For English Please Click
Bildiğimiz şekliyle çay ve kahve hayatımızda çok uzun süredir var olsa da, -tüm kategorilerde olduğu gibi- birtakım önemli trendlere kayıtsız kalamayarak hem Türkiye’de hem de dünyada bir değişimden geçiyor. “3. dalga kahve”, “coldbrew”, “rooibos blend”, “soğuk demleme çay” gibi pek de alışkın olmadığımız tanımları, son zamanlarda sıkça duymaya başladık.
Ulaşılan bugünkü noktayı anlamlandırmak için öncelikle çayın ve kahvenin hangi gelişmelerden etkilendiğine bakmak gerekiyor.
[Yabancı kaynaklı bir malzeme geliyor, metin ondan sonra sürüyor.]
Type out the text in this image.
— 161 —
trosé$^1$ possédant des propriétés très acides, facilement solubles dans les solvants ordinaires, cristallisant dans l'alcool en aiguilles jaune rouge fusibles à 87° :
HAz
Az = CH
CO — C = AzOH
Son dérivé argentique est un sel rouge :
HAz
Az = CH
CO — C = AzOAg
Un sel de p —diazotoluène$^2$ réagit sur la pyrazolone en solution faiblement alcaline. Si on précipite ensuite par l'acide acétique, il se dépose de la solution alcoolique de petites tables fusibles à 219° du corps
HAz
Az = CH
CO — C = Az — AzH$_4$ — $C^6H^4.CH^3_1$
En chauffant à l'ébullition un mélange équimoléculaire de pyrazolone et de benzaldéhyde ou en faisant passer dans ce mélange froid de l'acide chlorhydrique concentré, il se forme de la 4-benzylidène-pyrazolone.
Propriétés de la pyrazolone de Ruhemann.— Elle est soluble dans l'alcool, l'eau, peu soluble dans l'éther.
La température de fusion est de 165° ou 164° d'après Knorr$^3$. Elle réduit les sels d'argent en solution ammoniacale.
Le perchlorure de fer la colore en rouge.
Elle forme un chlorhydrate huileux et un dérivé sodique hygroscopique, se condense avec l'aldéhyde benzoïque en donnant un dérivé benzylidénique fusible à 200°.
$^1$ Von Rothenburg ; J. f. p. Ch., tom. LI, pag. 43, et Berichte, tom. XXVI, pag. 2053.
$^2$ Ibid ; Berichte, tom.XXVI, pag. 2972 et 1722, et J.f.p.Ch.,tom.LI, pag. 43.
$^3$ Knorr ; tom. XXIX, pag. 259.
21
Çay ile başlayacak olursak; bugün sadece ülkemizde değil, tüm dünyada yerini her geçen gün daha da sağlamlaştırarak, kendi etrafında oluşan kültürüyle birlikte yaşıyor. Bu çay kültürü o kadar güçlü ki MarketWatch’ın verilerine göre; 2016’da 14.45 milyar dolar olan küresel çay pazarının, 2024’te 21.33 milyar dolar’a yükseleceğini öngörüyor.
Çay, elbette ülkelerin damak zevklerine ve kültürlerine göre farklı şekillerde demlense ve tüketilse de; son zamanlarda “wellness” trendinin de etkisiyle (içindeki antioksidan miktarının yüksek olmasından ve bitkisel infüzyonların sağlığa birçok yararı olduğunu bilindiğinden) önemi ve popülaritesi gittikçe artmaya başladı. Menülerdeki çay bazlı içeceklerin her geçen gün artmasının ötesinde, farklı cinslerdeki çayların alkollü kokteyl reçetelerinde de paralel bir artışla kullanılmaya başlaması ayrıca dikkat çekiyor.
Geçtiğimiz yılın Küresel Çay Pazarı’ndaki en büyük çay trendlerinden biri de soğuk demleme çay oldu. Soğuk demleme (coldbrew) kahvelerden alınan ilhamla ortaya çıkan bu usül ile, çayın lezzeti tat, koku ve ağız hissi olarak üçe ayrılmış oldu. Dünyadaki artizan çay üreticilerinin yanısıra, global çay devi olan Lipton da bu trendle beraber soğuk suda demlenen çay serisini piyasaya sürdü.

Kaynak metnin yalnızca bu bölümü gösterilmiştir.